Saturday, May 08, 2010

family

My grandparents arrive today, not from Guam directly, but from San Francisco, where my uncle has already equipped my grandfather with a cell phone, and they have my number in case I am needed somewhere between the plane's landing and their walk through the security checkpoint. I'm not sure to what can compare the process of family visiting -- a ship at sea? A great Spanish galleon not even on the horizon, but through news reports from other people and ships, I know its impending arrival. And then, it's only a date in the calendar, a far away worry.

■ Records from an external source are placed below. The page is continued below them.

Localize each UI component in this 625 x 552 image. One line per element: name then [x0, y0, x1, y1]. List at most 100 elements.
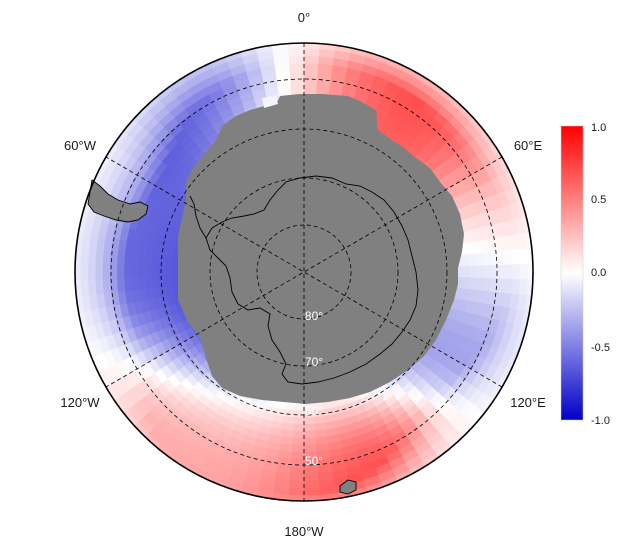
field-cell	[289, 62, 305, 72]
field-cell	[462, 265, 471, 279]
field-cell	[303, 472, 319, 482]
colorbar: 1.0 0.5 0.0 -0.5 -1.0	[560, 122, 610, 427]
field-cell	[527, 263, 533, 281]
field-cell	[534, 280, 543, 297]
field-cell	[102, 278, 111, 294]
field-cell	[289, 472, 305, 482]
field-cell	[498, 264, 506, 280]
field-cell	[319, 43, 338, 44]
field-cell	[75, 247, 82, 265]
field-cell	[79, 279, 90, 296]
field-cell	[504, 249, 514, 266]
field-cell	[335, 498, 355, 501]
field-cell	[526, 279, 533, 297]
lat-label-70: 70°	[305, 355, 323, 369]
field-cell	[303, 62, 319, 72]
field-cell	[87, 264, 96, 280]
field-cell	[287, 495, 305, 501]
field-cell	[75, 311, 80, 331]
field-cell	[116, 265, 125, 279]
field-cell	[130, 277, 139, 291]
colorbar-gradient	[560, 125, 584, 421]
field-cell	[497, 250, 506, 266]
field-cell	[171, 267, 179, 277]
lat-label-50: 50°	[305, 454, 323, 468]
field-cell	[287, 33, 304, 41]
colorbar-tick-0.5: 0.5	[591, 194, 606, 206]
field-cell	[75, 230, 77, 249]
field-cell	[531, 230, 533, 249]
field-cell	[304, 503, 321, 511]
field-cell	[144, 254, 153, 268]
field-cell	[303, 43, 321, 49]
field-cell	[303, 487, 320, 497]
field-cell	[518, 248, 529, 265]
field-cell	[489, 251, 499, 266]
field-cell	[75, 213, 80, 233]
field-cell	[303, 47, 320, 57]
field-cell	[504, 278, 514, 295]
field-cell	[290, 77, 305, 86]
field-cell	[270, 500, 289, 501]
field-cell	[123, 265, 132, 279]
field-cell	[475, 277, 485, 292]
lat-label-80: 80°	[305, 309, 323, 323]
field-cell	[303, 55, 320, 64]
field-cell	[292, 423, 305, 432]
field-cell	[87, 278, 97, 295]
field-cell	[291, 444, 305, 453]
field-cell	[303, 430, 316, 439]
field-cell	[289, 465, 305, 475]
field-cell	[164, 276, 173, 287]
field-cell	[462, 277, 471, 290]
field-cell	[303, 69, 319, 79]
field-cell	[304, 33, 321, 41]
field-cell	[237, 43, 257, 50]
field-cell	[288, 487, 305, 497]
field-cell	[102, 250, 111, 266]
field-cell	[497, 278, 506, 294]
field-cell	[303, 423, 316, 432]
field-cell	[288, 55, 305, 64]
field-cell	[94, 249, 104, 266]
field-cell	[475, 252, 485, 267]
field-cell	[237, 494, 257, 501]
field-cell	[476, 265, 485, 279]
field-cell	[290, 84, 305, 93]
field-cell	[289, 69, 305, 79]
field-cell	[137, 265, 145, 279]
field-cell	[283, 409, 295, 418]
lon-label-120w: 120°W	[60, 395, 100, 410]
field-cell	[303, 417, 315, 425]
field-cell	[293, 410, 305, 419]
field-cell	[144, 276, 153, 290]
field-cell	[303, 444, 317, 453]
field-cell	[164, 257, 173, 268]
field-cell	[130, 265, 139, 279]
field-cell	[123, 277, 133, 292]
field-cell	[531, 295, 533, 314]
field-cell	[293, 403, 305, 412]
field-cell	[292, 430, 305, 439]
field-cell	[319, 500, 338, 501]
field-cell	[65, 280, 74, 297]
field-cell	[65, 247, 74, 264]
field-cell	[293, 417, 305, 425]
field-cell	[79, 263, 88, 281]
field-cell	[528, 213, 533, 233]
field-cell	[303, 84, 318, 93]
field-cell	[291, 437, 305, 446]
field-cell	[253, 498, 273, 501]
lon-label-180: 180°W	[284, 524, 324, 539]
field-cell	[94, 278, 104, 295]
field-cell	[518, 279, 529, 296]
field-cell	[535, 264, 543, 281]
field-cell	[512, 264, 521, 280]
colorbar-tick-neg0.5: -0.5	[591, 342, 610, 354]
field-cell	[462, 254, 471, 267]
field-cell	[94, 264, 103, 280]
lon-label-60e: 60°E	[514, 138, 543, 153]
field-cell	[164, 266, 172, 278]
field-cell	[303, 480, 320, 489]
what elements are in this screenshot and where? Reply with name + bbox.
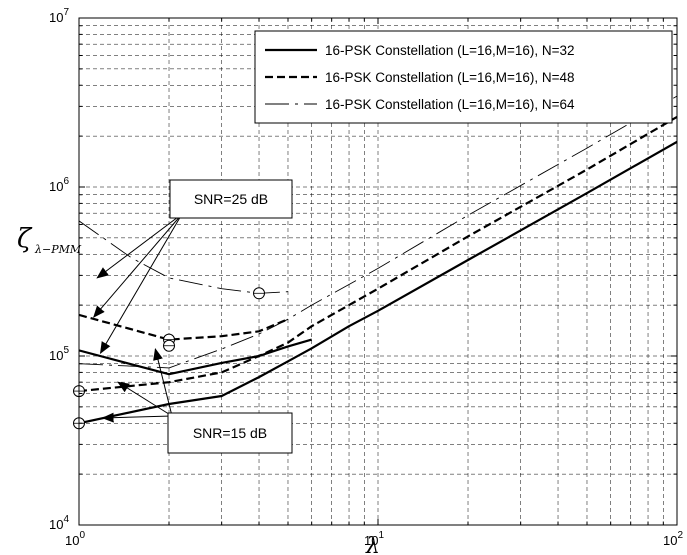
legend-label-1: 16-PSK Constellation (L=16,M=16), N=32 [325, 43, 575, 58]
annotation-label-1: SNR=25 dB [194, 191, 268, 207]
series-line-3-segment-1 [79, 95, 677, 369]
series-line-2-segment-2 [79, 313, 289, 341]
axis-ticks: 100 101 102 104 105 106 107 [49, 7, 683, 548]
annotation-arrow-1-3 [99, 213, 183, 354]
series-line-1-segment-2 [79, 338, 313, 376]
annotation-arrow-2-1 [101, 412, 173, 423]
legend: 16-PSK Constellation (L=16,M=16), N=32 16… [254, 30, 673, 124]
series-lines [79, 95, 677, 425]
series-line-1-segment-1 [79, 140, 677, 425]
annotations: SNR=25 dB SNR=15 dB [93, 179, 293, 454]
annotation-arrow-2-2 [117, 381, 173, 417]
annotation-arrow-2-3 [153, 348, 173, 417]
x-tick-label: 102 [663, 530, 683, 548]
y-axis-label-main: ζ [17, 224, 33, 254]
annotation-label-2: SNR=15 dB [193, 425, 267, 441]
annotation-arrow-1-2 [93, 213, 183, 318]
y-tick-label: 106 [49, 176, 69, 194]
annotation-arrow-1-1 [96, 213, 183, 279]
x-tick-label: 100 [65, 530, 85, 548]
x-axis-label: λ [365, 534, 380, 555]
x-tick-label: 101 [364, 530, 384, 548]
y-tick-label: 104 [49, 514, 69, 532]
y-tick-label: 105 [49, 345, 69, 363]
legend-label-2: 16-PSK Constellation (L=16,M=16), N=48 [325, 70, 575, 85]
legend-box [254, 30, 673, 124]
y-axis-label: ζ λ−PMM [17, 224, 82, 256]
annotation-box-2 [167, 412, 293, 454]
legend-label-3: 16-PSK Constellation (L=16,M=16), N=64 [325, 97, 575, 112]
series-line-2-segment-1 [79, 115, 677, 393]
y-axis-label-sub: λ−PMM [34, 243, 82, 256]
annotation-box-1 [169, 179, 293, 219]
y-tick-label: 107 [49, 7, 69, 25]
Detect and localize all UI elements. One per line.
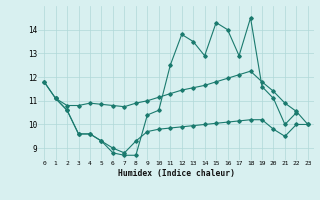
X-axis label: Humidex (Indice chaleur): Humidex (Indice chaleur): [117, 169, 235, 178]
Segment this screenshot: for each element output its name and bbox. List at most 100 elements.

Weeks and then many days in advance the anxiety hits, the list of to-do's seem daunting, a sense of urgency washes over because I know my life will not be my own, my time sucked up into the vacuum that is not necessarily just their needs and concerns but my own spree of wreckless spending -- all time gets funneled in to precious moments in the kitchen, in the car around town, and around malls. Anything to build our reserves, to give one another the emotional sustenance to get us through the 6,000 miles that will inevitably separate us once again.

And then the penultimate day comes, and the excitement hits, the joy of gazing out to sea knowing that a vessel will appear through the sky and clouds. And today their ship appears, I can see it at the lip of the ocean's mouth making its way to the throat of the shore. And the negation of my individuality is accepted, the long hours I will spend late each night to catch up on work is welcomed -- bracing for the uncomfortable unspoken conversation sure to accompany the immense gorging of food. And yet I remember that almost imperceptible flutter in my chest on that day the calendar was first marked -- when my imagination first envisioned the galleon's approach -- so indistinguishable in the avalanche of foreboding apprehension, like a small butterfly trapped in the thick of dry brush.